Negative equity occurs when the outstanding balance on a car loan is greater than the vehicle’s current market value. This situation is common due to vehicle depreciation and can present a challenge when attempting to sell or trade a financed car.
One direct way to resolve negative equity is to pay the difference out of pocket. For example, if selling the car for $15,000 but owing $18,000, the borrower would need to pay $3,000 to fully satisfy the loan. This ensures the lien is released, and the title can be transferred to a new owner.
Another common method is rolling the negative equity into a new car loan. The outstanding deficit from the old loan is added to the principal of the new car loan. While this avoids an immediate out-of-pocket payment, it increases the total amount financed for the new vehicle, leading to higher monthly payments and more interest paid over the new loan’s term. This can also put the new car into a negative equity position from the start. A personal loan might also be an option to cover the negative equity, separating it from the new vehicle financing.
Final administrative and legal steps are important to ensure the process is completed correctly. It is important to obtain a final, official payoff quote from the lender just before the transaction. This quote ensures the precise amount, including any per diem interest, is paid to close the loan.
The next step involves ensuring the loan is fully paid off. After the loan is satisfied, the lienholder will initiate the release of the lien. This process typically involves the lender notifying the state’s motor vehicle department, which then processes the clear title. The time it takes to receive a clear title can vary by state, ranging from a few days to several weeks.
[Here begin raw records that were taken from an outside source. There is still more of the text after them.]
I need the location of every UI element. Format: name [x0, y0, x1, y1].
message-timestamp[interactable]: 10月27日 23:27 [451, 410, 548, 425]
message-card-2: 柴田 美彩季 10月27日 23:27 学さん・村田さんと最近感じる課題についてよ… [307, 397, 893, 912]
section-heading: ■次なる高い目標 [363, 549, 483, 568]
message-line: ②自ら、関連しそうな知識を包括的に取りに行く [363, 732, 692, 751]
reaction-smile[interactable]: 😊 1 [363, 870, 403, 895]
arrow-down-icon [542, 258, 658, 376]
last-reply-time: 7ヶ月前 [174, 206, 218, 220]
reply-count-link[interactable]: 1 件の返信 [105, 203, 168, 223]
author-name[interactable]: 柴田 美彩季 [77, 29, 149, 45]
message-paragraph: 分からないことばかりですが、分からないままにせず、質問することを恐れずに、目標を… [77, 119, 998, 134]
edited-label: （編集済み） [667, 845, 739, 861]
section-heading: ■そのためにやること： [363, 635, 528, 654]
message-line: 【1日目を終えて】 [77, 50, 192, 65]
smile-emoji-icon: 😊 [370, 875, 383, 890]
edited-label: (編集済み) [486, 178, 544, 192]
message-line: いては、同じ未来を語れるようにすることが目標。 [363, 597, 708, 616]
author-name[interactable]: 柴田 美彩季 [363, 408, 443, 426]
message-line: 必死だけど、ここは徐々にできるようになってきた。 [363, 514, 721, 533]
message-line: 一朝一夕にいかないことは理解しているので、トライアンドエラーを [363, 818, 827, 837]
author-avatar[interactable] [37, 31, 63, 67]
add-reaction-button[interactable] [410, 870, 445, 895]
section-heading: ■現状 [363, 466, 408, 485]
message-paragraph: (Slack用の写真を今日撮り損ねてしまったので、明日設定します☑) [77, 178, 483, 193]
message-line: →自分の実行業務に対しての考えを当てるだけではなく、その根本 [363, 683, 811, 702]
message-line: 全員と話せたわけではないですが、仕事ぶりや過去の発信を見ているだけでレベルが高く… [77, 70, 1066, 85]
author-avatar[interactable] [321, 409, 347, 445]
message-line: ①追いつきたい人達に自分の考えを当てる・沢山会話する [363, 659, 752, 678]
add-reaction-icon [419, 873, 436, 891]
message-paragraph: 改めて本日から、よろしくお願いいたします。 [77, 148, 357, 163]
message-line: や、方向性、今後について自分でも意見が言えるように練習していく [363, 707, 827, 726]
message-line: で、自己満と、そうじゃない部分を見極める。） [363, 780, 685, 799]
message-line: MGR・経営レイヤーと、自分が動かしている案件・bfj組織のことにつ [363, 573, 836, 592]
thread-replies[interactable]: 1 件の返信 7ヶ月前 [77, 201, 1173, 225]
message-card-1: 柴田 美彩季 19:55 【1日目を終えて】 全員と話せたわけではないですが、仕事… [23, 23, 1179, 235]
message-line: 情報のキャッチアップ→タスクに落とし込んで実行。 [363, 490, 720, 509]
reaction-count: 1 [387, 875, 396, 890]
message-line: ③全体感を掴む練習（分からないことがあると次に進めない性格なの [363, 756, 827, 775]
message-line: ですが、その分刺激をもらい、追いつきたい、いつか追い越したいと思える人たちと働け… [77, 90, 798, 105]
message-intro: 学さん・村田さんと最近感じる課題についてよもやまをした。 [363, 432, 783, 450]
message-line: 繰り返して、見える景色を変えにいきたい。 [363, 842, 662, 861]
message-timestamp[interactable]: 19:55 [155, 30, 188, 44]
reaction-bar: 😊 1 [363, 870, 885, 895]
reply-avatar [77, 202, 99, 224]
Finally, the vehicle’s ownership must be formally transferred to the new owner. This usually involves signing the vehicle’s title over and completing any necessary state-specific paperwork for title and registration. It is also prudent to confirm with the original lender that the loan account is officially closed and there are no further obligations. Requesting a paid-in-full letter or confirmation of account closure provides documentation of the completed transaction.